Trotzdem kostet eine Expreßkopie bei ihm zehn bis zwanzig Pfennig weniger als bei der deutschen Konkurrenz. Für Großaufträge gewährt er zusätzlichen Rabatt. "Wir bieten hohe Qualität, weil wir nur Originaltechnik und -materialien verwenden", erklärt der Geschäftsführer.

Auch die Post, die in einem Neubau residiert, wäre nicht abgeneigt, an dem Geschäft teilzuhaben. Das Preisgefälle bei den Portogebühren ist offensichtlich. Ein Brief von Slubice nach Deutschland kostet nur halb soviel, als würde er in Frankfurt aufgegeben. Doch die Beförderung ausländischer Firmenpost in Mengen verhindern internationale Abkommen.
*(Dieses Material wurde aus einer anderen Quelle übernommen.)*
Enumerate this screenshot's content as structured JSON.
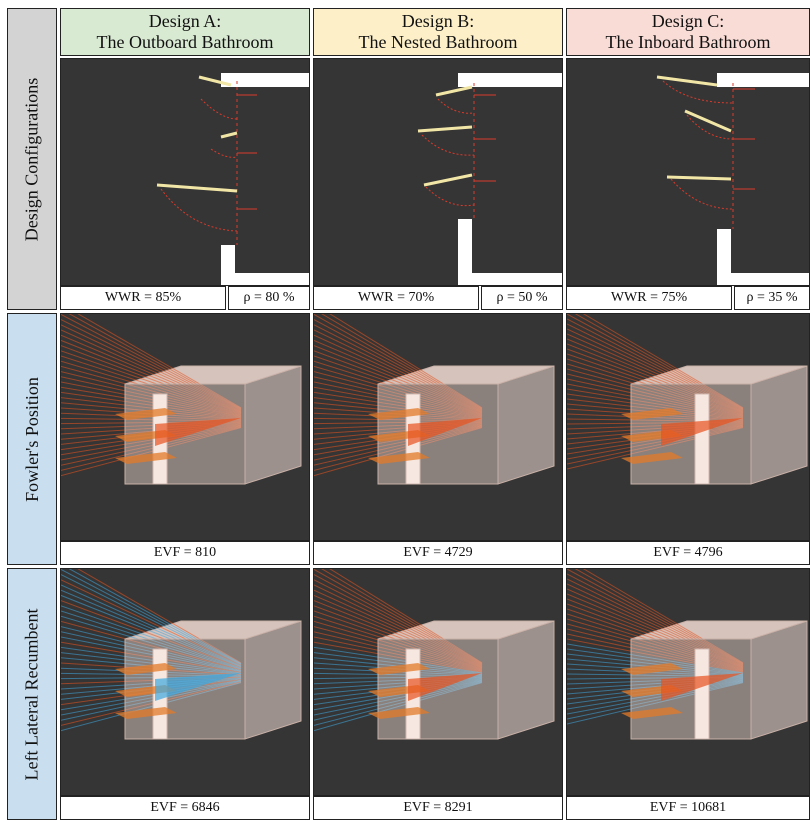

Der Frankfurter Zahntechniker, der sich in einer modernen Dentalklinik an einer Prothese zu schaffen macht, hält sich lieber bedeckt.

"Der Chef ist nicht da. Ich kann nichts sagen." Er arbeitet beiden Seiten der Oder zu. Das Material sei auf beiden Seiten das gleiche, die Qualität ebenso. "Was die polnischen Kollegen, die hier die gleiche Arbeit machen wie die deutschen in Frankfurt, noch nicht gewußt haben, das haben wir ihnen beigebracht." Die Kunden der Klinik, auf deren Werbeschild auch die internationale Telephonnummer angegeben ist, kommen aus Frankfurt ebenso wie aus Berlin oder München.

Dagegen ist Schustermeister Miroslaw Kozak auf seine zehn Prozent deutscher Kunden angewiesen, die vor allem der Absätze wegen zu ihm kommen. Für die Reparatur zahlen sie sechs bis acht Mark.

"In Frankfurt, hat man mir gesagt, gibt es keine guten Schuster mehr", meint er verschmitzt.